I usually put my postcards in the mail on Fridays, but last week was Holy Week (leading up to Easter) and our office was closed for Good Friday. We were heading out of town for the weekend, so before leaving work on Thursday I walked across the street and placed the postcard in one of those blue USPS mailboxes. (There’s something about the creak and clang of using those blue boxes).

Not long after getting home from work on Thursday we loaded the car, said goodbye to Bonhoeffer and headed for Katie’s parents’ house (about 4 hours away). By the time we got there we were pretty exhausted – so, after saying a few hellos and meeting the new puppy, we headed to bed. …where I laid, but couldn’t sleep (which isn’t uncommon these days). At one point I checked the clock; it was 4:00 a.m. and I was wide awake. Did I mention I was also exhausted?

Sometime after 4:30 I fell asleep. …and I slept pretty well, for a few hours. I woke up after what seemed like several hours, and checked my phone for the time. It was 8:15. …and I had a new email.

The subject: “Ethiopia”

I opened the email and began reading: “Hi!

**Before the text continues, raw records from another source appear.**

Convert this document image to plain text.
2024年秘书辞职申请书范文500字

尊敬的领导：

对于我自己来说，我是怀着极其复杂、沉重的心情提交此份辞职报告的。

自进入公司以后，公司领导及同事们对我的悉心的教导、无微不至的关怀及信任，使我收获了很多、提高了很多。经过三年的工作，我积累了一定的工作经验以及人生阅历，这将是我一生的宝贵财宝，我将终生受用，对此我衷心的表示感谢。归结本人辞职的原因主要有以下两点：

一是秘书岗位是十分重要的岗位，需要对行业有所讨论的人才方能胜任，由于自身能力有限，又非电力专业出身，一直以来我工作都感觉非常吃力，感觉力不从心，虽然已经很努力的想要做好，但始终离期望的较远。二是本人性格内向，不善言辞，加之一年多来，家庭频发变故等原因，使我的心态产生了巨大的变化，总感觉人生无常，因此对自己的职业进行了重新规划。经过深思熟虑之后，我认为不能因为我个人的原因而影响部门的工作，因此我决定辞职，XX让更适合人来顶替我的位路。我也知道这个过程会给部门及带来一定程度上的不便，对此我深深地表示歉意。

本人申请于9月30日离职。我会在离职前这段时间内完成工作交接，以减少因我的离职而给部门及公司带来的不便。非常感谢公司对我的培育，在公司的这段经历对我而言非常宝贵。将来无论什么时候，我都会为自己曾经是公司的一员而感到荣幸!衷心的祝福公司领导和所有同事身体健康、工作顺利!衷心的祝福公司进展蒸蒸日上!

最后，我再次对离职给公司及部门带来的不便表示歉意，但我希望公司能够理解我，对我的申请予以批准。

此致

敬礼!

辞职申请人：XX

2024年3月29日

I have some great news for you!”

Then, apparently, I started giggling. Because I guess that’s what I do when I learn that we have a court date in Ethiopia… when I learn that we actually get to travel to Ethiopia to meet our son… and when I learn that – barring any last minute tragedy – I get to be his father.

I giggle.

It has been a long journey, just to get to this point (to the start of the actual journey). It has been painful and confusing and exhausting and stressful.

And I’ve cried. A lot.

But next week – on April 11th – we board a plane for Ethiopia. On April 13th we will meet our son for the very first time. On April 17th we’ll stand before a judge and answer a few questions. Then, shortly afterwards, assuming everything goes well, we will take custody of our son. Daniel Founds.

So now, I giggle.

A huge thank you to all of you that have been with us on this journey. Thank you for all the ways you’ve showered us with love. For waiting patiently with us. For screaming with us. For hoping with us. For getting angry with us. For praying with us. For crying with us. For just being with us (whether across the table or from a thousand miles away).

The journey is just starting. We don’t have Daniel quite yet – so please: keep praying and thinking good thoughts to the universe. (For all of our preparations, flights, meeting Daniel, standing before the judge, etc.).

But this is also an invitation: won’t you giggle with me? Dance and shout for joy with us?